VINCE MILLS exposes the SNP’s agenda of keeping the train service in private hands to comply with EU directives

WHO could blame RMT’s general secretary Mick Cash when he said: “We have long campaigned for the Scottish government to utilise its existing powers and take Scotland’s rail passenger services into public ownership and today’s announcement represents a clear victory for this campaign.”

Except that the Scottish government has not taken ScotRail into public ownership. Instead, a publicly owned “operator of last resort” (OLR) will take over the ScotRail franchise in 12 months’ time when the Abellio franchise ends in March next year.

What’s the difference? The difference is that although the SNP is complaining about the current franchising model, it is committed to competition in rail services because it wants an independent Scotland to join the EU, and in the EU it is obligatory for member countries to allow competition for rail services.

In fact, the whole point of OLR was to allow the private sector back in to running the particular franchise in trouble after the state had moved in to run failing private-sector efforts.

Consider the publicly owned LNER, also set up on the OLR basis. It took over East Coast rail services that had previously been run by National Express and then by a consortium of Virgin Trains and Stagecoach after they all failed. GNER, the franchise holder prior to National Express, had also failed.

Despite that history of failures, the Department for Transport planned to launch a new body taking responsibility for both track and train operation last year. But of course, the pandemic put paid to that. The DfT had to agree to suspend all of Britain’s rail franchise agreements to avoid train companies collapsing, at a cost of up to £3.5 billion — yet another example of the state supporting private enterprise, not only ideologically but materially.
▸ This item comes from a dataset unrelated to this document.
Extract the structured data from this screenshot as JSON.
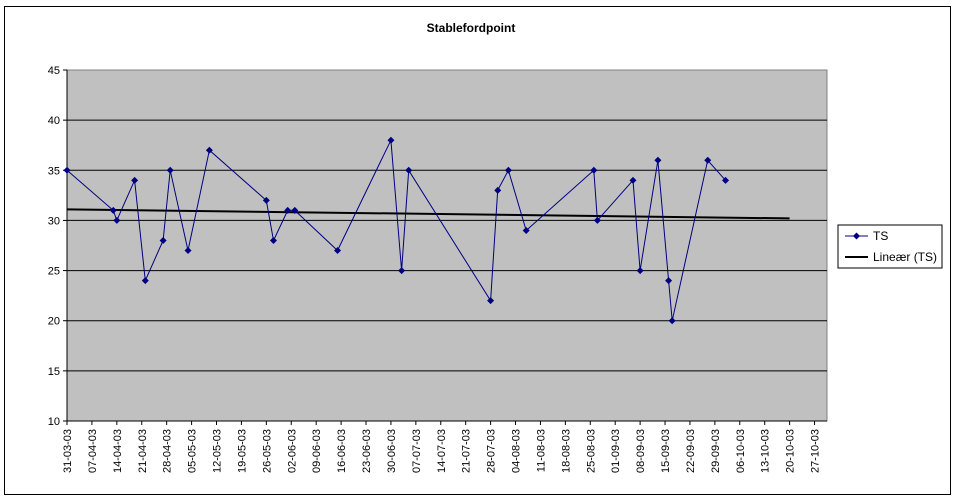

The SNP’s actions in Scotland are hardly any different. It makes no secret of its desire to get Scotland back into the EU the moment we leave Britain. Here’s the rub. The year of 2021 is the European Commission’s “year of rail.” Part of the EC celebration is that 2021 will be the first full year in which the rules agreed under the Fourth Railway Package will be implemented throughout the EU.

What is at the heart of the Fourth Railway Package? Here it is in the words of the International Railway Journal: “Companies will be allowed to offer competing commercial services or to bid for public service contracts, which account for over 90 per cent of rail journeys in the EU and will become subject to mandatory tendering.”

Or in other words, franchising. What the SNP has done with ScotRail is nothing more than a holding operation pending the day when, if the party is successful, we will be back in the arms of the neoliberal EU, with state aid prohibited and rail franchising obligatory. As Jim Royle would say: “Public ownership my …”

Vince Mills is joint secretary of Radical Options for Scotland and Europe.